Il piano operativo contempla l’attivazione della cassa integrazione straordinaria a zero ore per una parte del personale, misura che evita al momento licenziamenti immediati ma lascia aperte molte domande sul futuro aziendale.

La notizia ha provocato uno stato d’animo di preoccupazione tra i dipendenti e la comunità culturale, con sindacati e lavoratori che organizzano mobilitazioni davanti al negozio storico di via Hoepli 5. Le istituzioni cittadine hanno espresso solidarietà ai lavoratori, mentre la curatrice nominata sta esaminando la contabilità societaria per valutare le alternative possibili. Sullo sfondo, conflitti interni alla proprietà e trattative mancate hanno amplificato la complessità della situazione.

Le cifre e le misure previste

Secondo i rappresentanti sindacali la gestione della libreria registrerebbe una perdita consistente, valutata in circa 200 mila euro al mese, una dinamica che la proprietà indica come causa principale della scelta di procedere alla liquidazione. La misura di protezione sociale proposta prevede l’attivazione di una cassa integrazione straordinaria a zero ore per 49 dipendenti della sede storica e una forma di cassa integrazione parziale per le attività editoriali e il settore web, con rotazione dei turni per preservare almeno parte dell’attività produttiva.

Cassa integrazione e prospettive per i lavoratori

La cassa integrazione proposta può durare fino a 24 mesi e viene indicata come alternativa temporanea alla dichiarazione di licenziamento collettivo. Tra le ipotesi allo studio vi sono prepensionamenti e incentivi all’uscita quali strumenti per ridurre l’impatto occupazionale, ma queste soluzioni restano parziali e non eliminano il rischio di smembramento della struttura commerciale. I dipendenti hanno risposto proclamando uno sciopero e promuovendo iniziative di protesta come il flash mob davanti alla libreria.
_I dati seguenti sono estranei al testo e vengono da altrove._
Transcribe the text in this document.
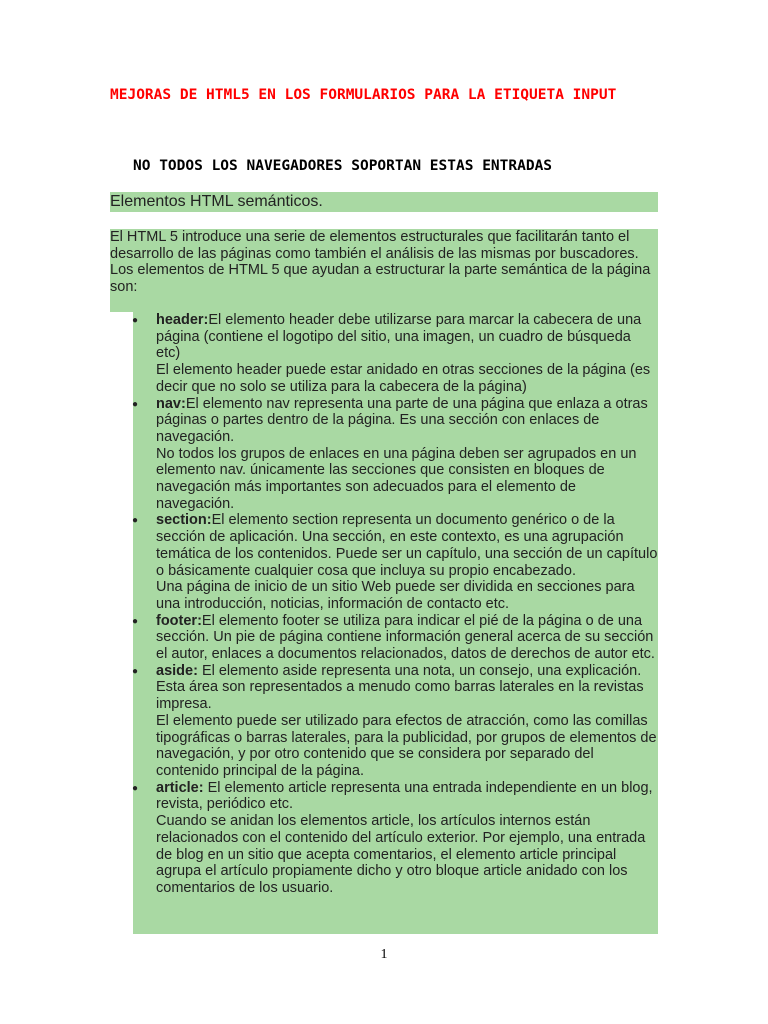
MEJORAS DE HTML5 EN LOS FORMULARIOS PARA LA ETIQUETA INPUT
NO TODOS LOS NAVEGADORES SOPORTAN ESTAS ENTRADAS
Elementos HTML semánticos.

El HTML 5 introduce una serie de elementos estructurales que facilitarán tanto el desarrollo de las páginas como también el análisis de las mismas por buscadores.

Los elementos de HTML 5 que ayudan a estructurar la parte semántica de la página son:

● header:El elemento header debe utilizarse para marcar la cabecera de una página (contiene el logotipo del sitio, una imagen, un cuadro de búsqueda etc)

El elemento header puede estar anidado en otras secciones de la página (es decir que no solo se utiliza para la cabecera de la página)

● nav:El elemento nav representa una parte de una página que enlaza a otras páginas o partes dentro de la página. Es una sección con enlaces de navegación.

No todos los grupos de enlaces en una página deben ser agrupados en un elemento nav. únicamente las secciones que consisten en bloques de navegación más importantes son adecuados para el elemento de navegación.

● section:El elemento section representa un documento genérico o de la sección de aplicación. Una sección, en este contexto, es una agrupación temática de los contenidos. Puede ser un capítulo, una sección de un capítulo o básicamente cualquier cosa que incluya su propio encabezado.

Una página de inicio de un sitio Web puede ser dividida en secciones para una introducción, noticias, información de contacto etc.

● footer:El elemento footer se utiliza para indicar el pié de la página o de una sección. Un pie de página contiene información general acerca de su sección el autor, enlaces a documentos relacionados, datos de derechos de autor etc.

● aside: El elemento aside representa una nota, un consejo, una explicación. Esta área son representados a menudo como barras laterales en la revistas impresa.

El elemento puede ser utilizado para efectos de atracción, como las comillas tipográficas o barras laterales, para la publicidad, por grupos de elementos de navegación, y por otro contenido que se considera por separado del contenido principal de la página.

● article: El elemento article representa una entrada independiente en un blog, revista, periódico etc.

Cuando se anidan los elementos article, los artículos internos están relacionados con el contenido del artículo exterior. Por ejemplo, una entrada de blog en un sitio que acepta comentarios, el elemento article principal agrupa el artículo propiamente dicho y otro bloque article anidado con los comentarios de los usuario.

1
Il conflitto tra soci e le trattative mancate

Non è solo la congiuntura del mercato librario a complicare il quadro: la vicenda è segnata da contrasti profondi all’interno della proprietà. A sorgere sono state dispute tra i rami della famiglia proprietaria e la posizione del socio di minoranza, che detiene circa il 33% del capitale, ha influito sulle decisioni strategiche. In questo contesto si colloca il fallimento di una trattativa di vendita che, secondo la versione di parte della proprietà, avrebbe potuto garantire continuità e protezione dei posti di lavoro.

L’offerta contestata e le ragioni del rifiuto

Secondo i legali della società, un accordo con un primario gruppo editoriale italiano era stato definito nella sua struttura essenziale e prevedeva l’acquisto dell’intero capitale societario con il mantenimento della libreria e della casa editrice. Tuttavia, il socio di minoranza ha respinto la proposta motivando il rifiuto con la mancanza di garanzie sullo stato dei conti e sulla sorte dell’immobile in via Hoepli 5, oltre alla richiesta di rinunciare a diritti patrimoniali ritenuti strategici. Queste divergenze hanno quindi reso impossibile il trasferimento concordato e hanno accelerato il percorso verso la liquidazione.

Proteste, istituzioni e scenari possibili

La mobilitazione dei lavoratori è andata di pari passo con prese di posizione pubbliche: il sindaco di Milano e altri rappresentanti religiosi hanno espresso vicinanza ai dipendenti. Sul fronte delle potenziali soluzioni la speranza di trovare un “cavaliere bianco” capace di acquisire l’intera attività e preservarne l’integrità appare tenue al momento, anche se non mancano manifestazioni di interesse da grandi gruppi editoriali in passato.

Restano aperte diverse strade legali e societarie: il socio di minoranza potrebbe impugnare la decisione di liquidare, mentre la curatrice incaricata proseguirà l’analisi dei conti per definire la miglior strategia di tutela dei creditori e, se possibile, dei lavoratori. Nel frattempo la comunità milanese osserva con apprensione l’evolversi della vicenda, consapevole che la possibile perdita della libreria Hoepli sarebbe la scomparsa di un presidio culturale radicato nella città da oltre un secolo.